La prévention de la maladie d’Alzheimer : une utopie ?

La survenue d’une maladie d’Alzheimer n’est pas inéluctable au cours du vieillissement. Cependant à l’heure où les essais thérapeutiques pour atténuer ou guérir ses symptômes restent désespérément négatifs, la piste d’une éventuelle prévention de cette maladie devient de plus en plus sérieuse, d’autant plus que le temps qui s’écoule entre le début des lésions cérébrales et le début des symptômes de l’ordre de 20 ans, devrait permettre d’agir pour prévenir ou retarder la maladie.

Rappelons qu’il existe de façon générale, plusieurs types de prévention :

  • la prévention primaire fait adopter des comportements pour éviter la survenue de la maladie ;
  • la prévention secondaire fait agir au début de la maladie pour éviter ou limiter son évolution ;
  • la prévention tertiaire vise à prévenir les complications de la maladie ;
  • on évoque même une prévention quaternaire, qui vise à prévenir les effets indésirables des médicaments.

Dans le cas de la maladie d’Alzheimer, la prévention peut être mise en jeu à ces trois niveaux mais la prévention primaire est la nouvelle piste prometteuse en ciblant les facteurs de risque modifiables de la maladie.

Des modèles mathématiques ont permis de démontrer, que retarder le début de la maladie d’Alzheimer de 5 ans, ferait diminuer le nombre de personnes malades par deux (il est estimé actuellement en France à environ un million de personnes).

On sait également que 40% du risque de faire une maladie d’Alzheimer serait en lien avec des facteurs de risque modifiables concernant le mode de vie et l’environnement. Ces facteurs sont actuellement au nombre de 12 : niveau éducationnel (niveau de réserve cognitive), hypertension artérielle, tabagisme, diabète, surdité, dépression, obésité, antécédent de traumatisme crânien, type d’alimentation, consommation excessive d’alcool, vie sociale pauvre et pollution atmosphérique.

Agir sur un seul facteur de risque n’a pratiquement pas d’impact sur la survenue d’une maladie d’Alzheimer (sauf pour l’activité physique), contrairement à l’impact de certains facteurs comme l’hypertension ou le diabète sur les maladies cardiovasculaires. Par contre des études ont montré récemment, qu’il pouvait être bénéfique d’agir par une approche multidomaine : ainsi l’étude FINGER en Finlande a comparé 2 groupes de 630 personnes, indemnes de déficit cognitif au départ, à qui a été proposé, pour le groupe témoin la pratique médicale habituelle, alors que l’autre groupe a participé à des ateliers d’activité physique, des ateliers sur la nutrition, une stimulation cognitive, des activités sociales et une correction des facteurs de risque vasculaires.
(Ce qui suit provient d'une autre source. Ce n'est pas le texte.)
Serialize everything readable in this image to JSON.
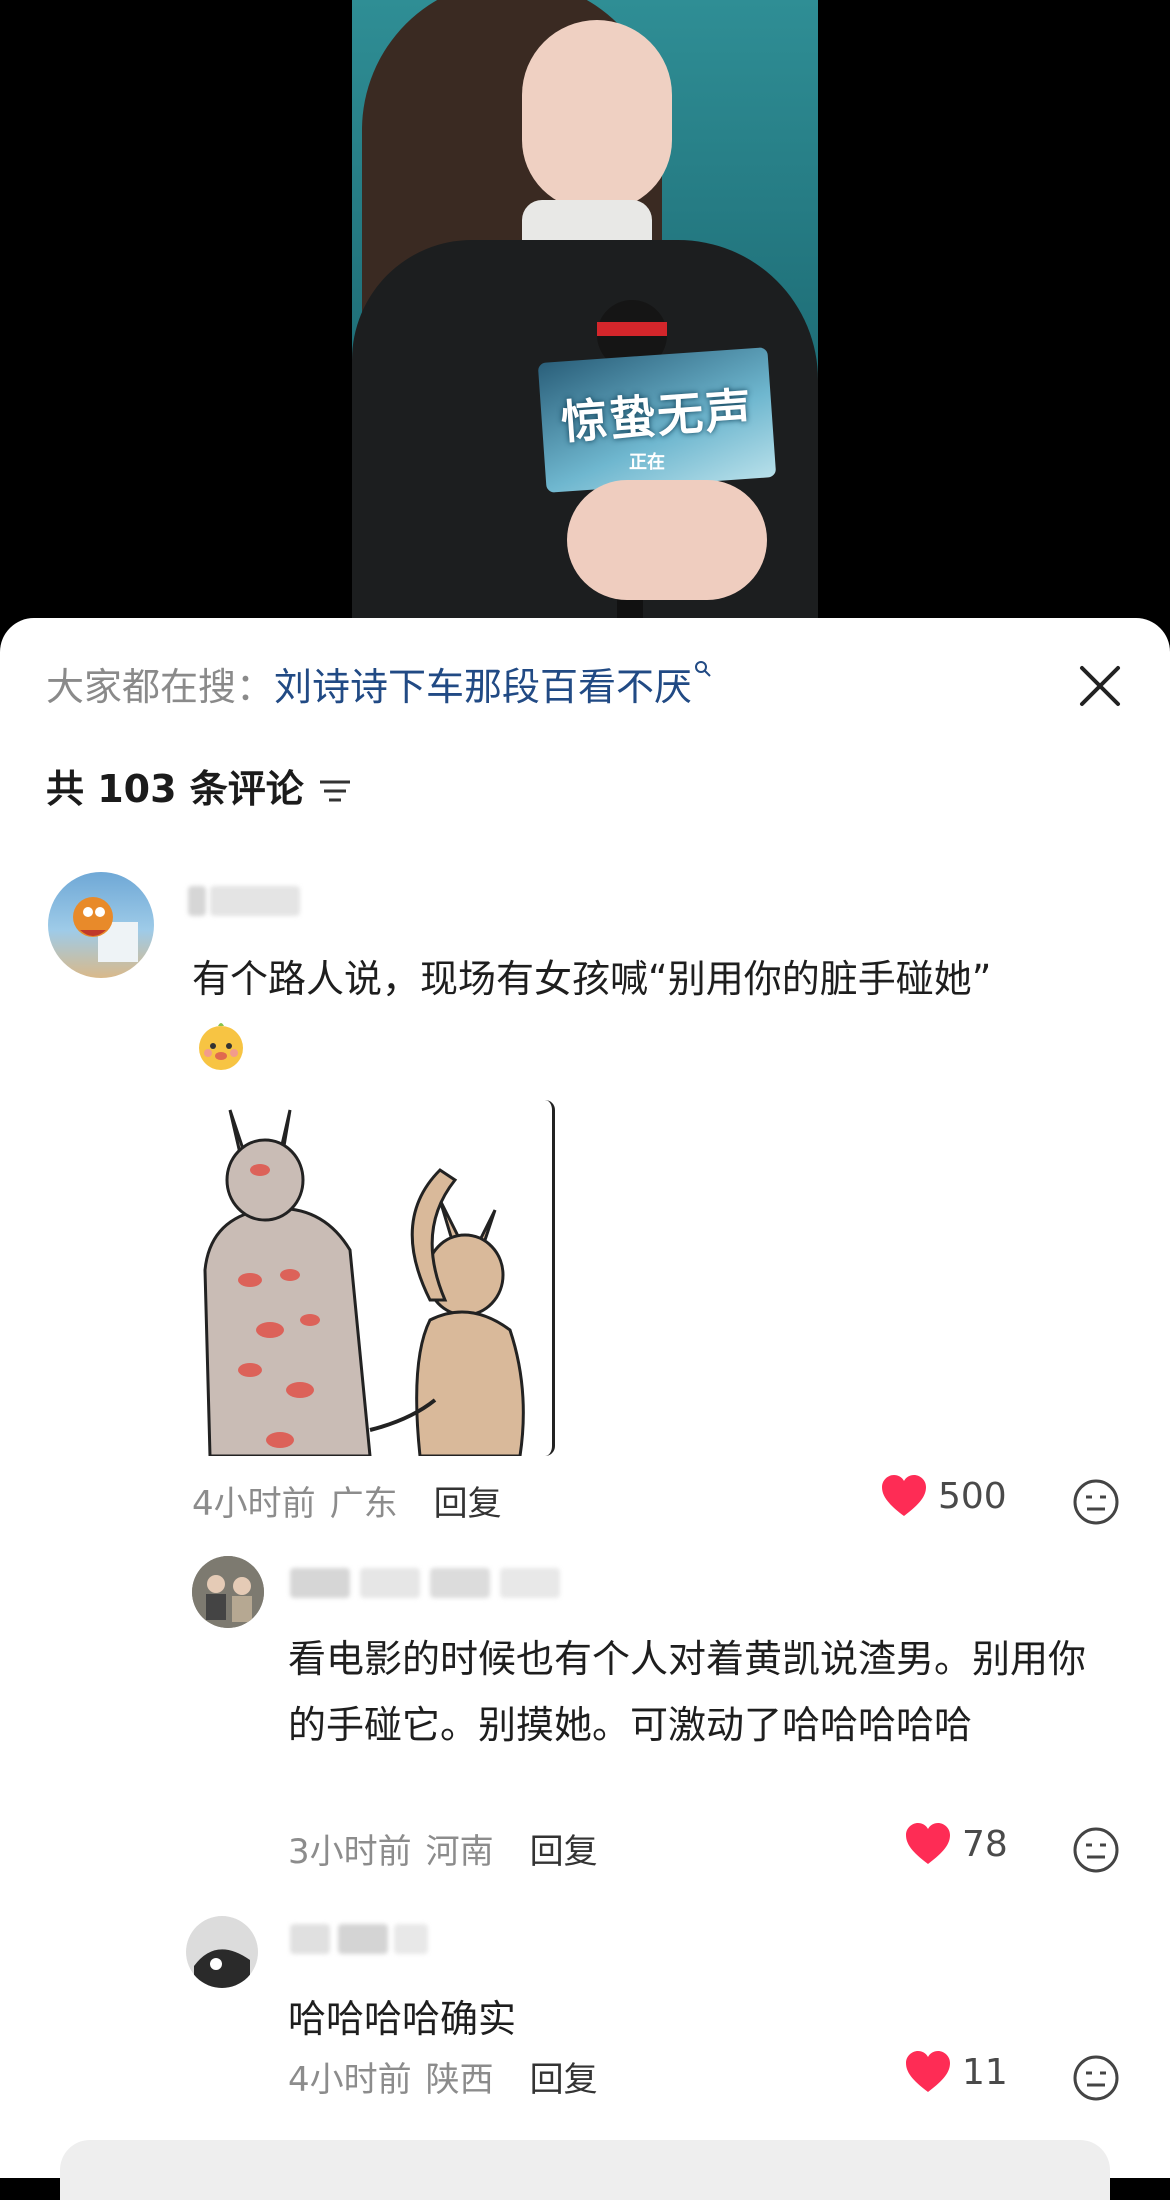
{
  "search": {
    "prefix": "大家都在搜：",
    "query": "刘诗诗下车那段百看不厌",
    "search_icon": "magnifier-icon"
  },
  "header": {
    "comment_count": "共 103 条评论"
  },
  "video": {
    "sign_text": "惊蛰无声",
    "sign_sub": "正在"
  },
  "comments": [
    {
      "username": "…em",
      "text": "有个路人说，现场有女孩喊“别用你的脏手碰她”",
      "emoji": "cute-face-emoji",
      "time": "4小时前",
      "location": "广东",
      "reply_label": "回复",
      "likes": "500",
      "sticker": "two-animal-meme-sticker"
    },
    {
      "username": "…ing",
      "text": "看电影的时候也有个人对着黄凯说渣男。别用你的手碰它。别摸她。可激动了哈哈哈哈哈",
      "time": "3小时前",
      "location": "河南",
      "reply_label": "回复",
      "likes": "78"
    },
    {
      "username": "",
      "text": "哈哈哈哈确实",
      "time": "4小时前",
      "location": "陕西",
      "reply_label": "回复",
      "likes": "11"
    }
  ],
  "colors": {
    "heart": "#fe2c55",
    "search_link": "#214a84",
    "meta": "#8c8c8c"
  }
}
Au bout de 2 ans, le groupe témoin a 31% de plus de troubles cognitifs majeurs que le groupe actif. Ce dernier a également amélioré certaines fonctions cognitives, a subi 20% de moins d’hospitalisations et a 60% de moins d’autres maladies chroniques. Ce résultat est donc indiscutable et mérite d’être reproduit.

Il est temps que la prévention intègre pleinement le monde sanitaire et le domaine public. Il serait souhaitable que l’information sur la possibilité de réduire le risque de la maladie d’Alzheimer bénéficie d’une vaste campagne nationale. En attendant, à chacun le libre choix de déjà modifier ses comportements… De plus vous réduirez en même temps le risque de maladies cardiovasculaires et de cancers.